Glas (company)


Hans Glas GmbH is a former German automotive company, which was based in Dingolfing. Originally a maker of farm machinery, Glas evolved first into a producer of motor scooters, then automobiles. It was purchased by BMW in 1966,
mainly to gain access to Glas's patents; they were the first to use a timing belt with an overhead camshaft in an automotive application. Its limited model range was shortly phased out by its new parent.

History

Andreas Glas founded an own repair company for agricultural machines at 1883 in Pilsting. He named the company Andreas Glas, Reparaturwerkstätte für landwirtschaftliche Maschinen mit Dampfbetrieb. During the summer periods about 16 people worked for him. In 1905 Andreas Glas' company built their first crop sowing machines.
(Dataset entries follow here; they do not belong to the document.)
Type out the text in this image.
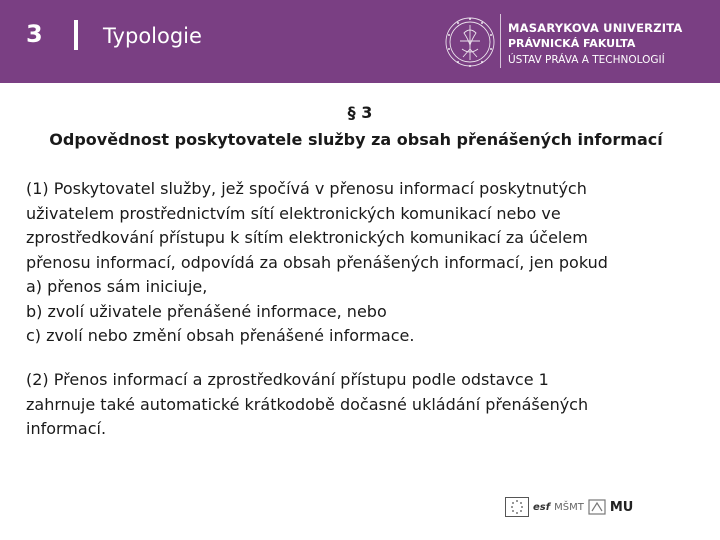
3	Typologie	MASARYKOVA UNIVERZITA
PRÁVNICKÁ FAKULTA
ÚSTAV PRÁVA A TECHNOLOGIÍ
§ 3
Odpovědnost poskytovatele služby za obsah přenášených informací
(1) Poskytovatel služby, jež spočívá v přenosu informací poskytnutých
uživatelem prostřednictvím sítí elektronických komunikací nebo ve
zprostředkování přístupu k sítím elektronických komunikací za účelem
přenosu informací, odpovídá za obsah přenášených informací, jen pokud
a) přenos sám iniciuje,
b) zvolí uživatele přenášené informace, nebo
c) zvolí nebo změní obsah přenášené informace.
(2) Přenos informací a zprostředkování přístupu podle odstavce 1
zahrnuje také automatické krátkodobě dočasné ukládání přenášených
informací.
esf MŠMT MU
He then had sufficient work to employ all his employees during the winters. The production of sowing machines rose from year to year:
1906 the Andreas Glas partened with a financer becoming Glas & Lohn and changed it brand name from Bavaria to Isaria; the partnership ended 1911.
1908 Glas production moved to Dingolfing to overcome the mandatory rule which was forbidding not local factories to participate to the important local agricultural machine exposition. The new factory started with 150 sowing machines per year. The production count rose each year.
1920 Glas Werke AG became a share company partnering with Stumm Group.
1924 Hans Glas became CEO of Glas Werke AG.
1931 failure of the Stumm Group.
1933 Hans Glass boughs Glas Werke by the shareholders
After World War II, the market for sowing machines was declining, and the company began building little carrows and later working machines for bakers along with sowing machines.
1949 Glas Werke becomes a family company renamed Hans Glas GmbH involving son Andreas and daughter Hertha

Products

Glas were known for small cars like the Goggomobil. However, in 1964 the company introduced the Glas 1300GT coupe and later the 1700GT. The body was designed by Pietro Frua. However competition, mostly from British cars, was tough and in 1966 they released the 2600GT powered by a SOHC V8 engine, with a volume just under 2.6 litres. However this didn't help and later the same year the company was sold to BMW. The Glas models were kept in production by BMW, but fitted with BMW engines. The Glas 1300 GT coupe was fitted with a 1.6-litre BMW engine and renamed BMW 1600 GT. BMW also fitted a 3-litre engine and named it 3000 GT. This model kept the Glas name, but had a BMW logo in the front and rear. In 1968 BMW created their own large coupe, the BMW 2500 CS, and this meant the end for Glas. 277 copies of 2600 GT was made and 389 of the 3000 GT.

Scooters

In 1951 Andreas Glas, son of Hans Glas, saw the Vespa scooter from Piaggio in an agricultural machines exposition in Verona, Italy. He was so enthused that he began production of motor scooters that July.
The scooter debuted with a 125 cc motor, increased over time to 150 cc and 200 cc. Until 1956 46,181 motor scooters were built. Production of scooters stopped because of the Goggomobil cars. From 1953 on, load-carrying scooters were built as well. With the 200 cc engine and 9.5 bhp, they had a load capacity of 200 kg.

Cars

In 1962 BMW released the BMW 1500. The popular four-door compact's success exhausted the production capacity of the Munich plant. In 1966 the management decided to buy Glas and absorb the Glas model line. Most of Glas' existing lineup was retired, while some models ended up being badged as BMWs until the company was fully absorbed. It was reputed that the acquisition was mainly to gain access to Glas' development of the timing belt with an overhead camshaft in automotive applications, although some saw Glas' Dingolfing plant as another incentive. However, this factory was outmoded and BMW's biggest immediate gain was, according to themselves, a stock of highly qualified engineers and other personnel. The Glas factory began the manufacture of BMW front and rear axles until they could be modernized and fully incorporated into BMW.
BMW immediately retired most of the Glas range, including all of the outdated microcars.

Changes under BMW

In the late 1960s BMW shut down Glas and built entirely new production facilities, which would eventually become an important production site., BMW's Dingolfing branch is BMW's largest factory, with 22,000 workers producing 5, 6 and 7 Series cars and as well as bodies for Rolls-Royce.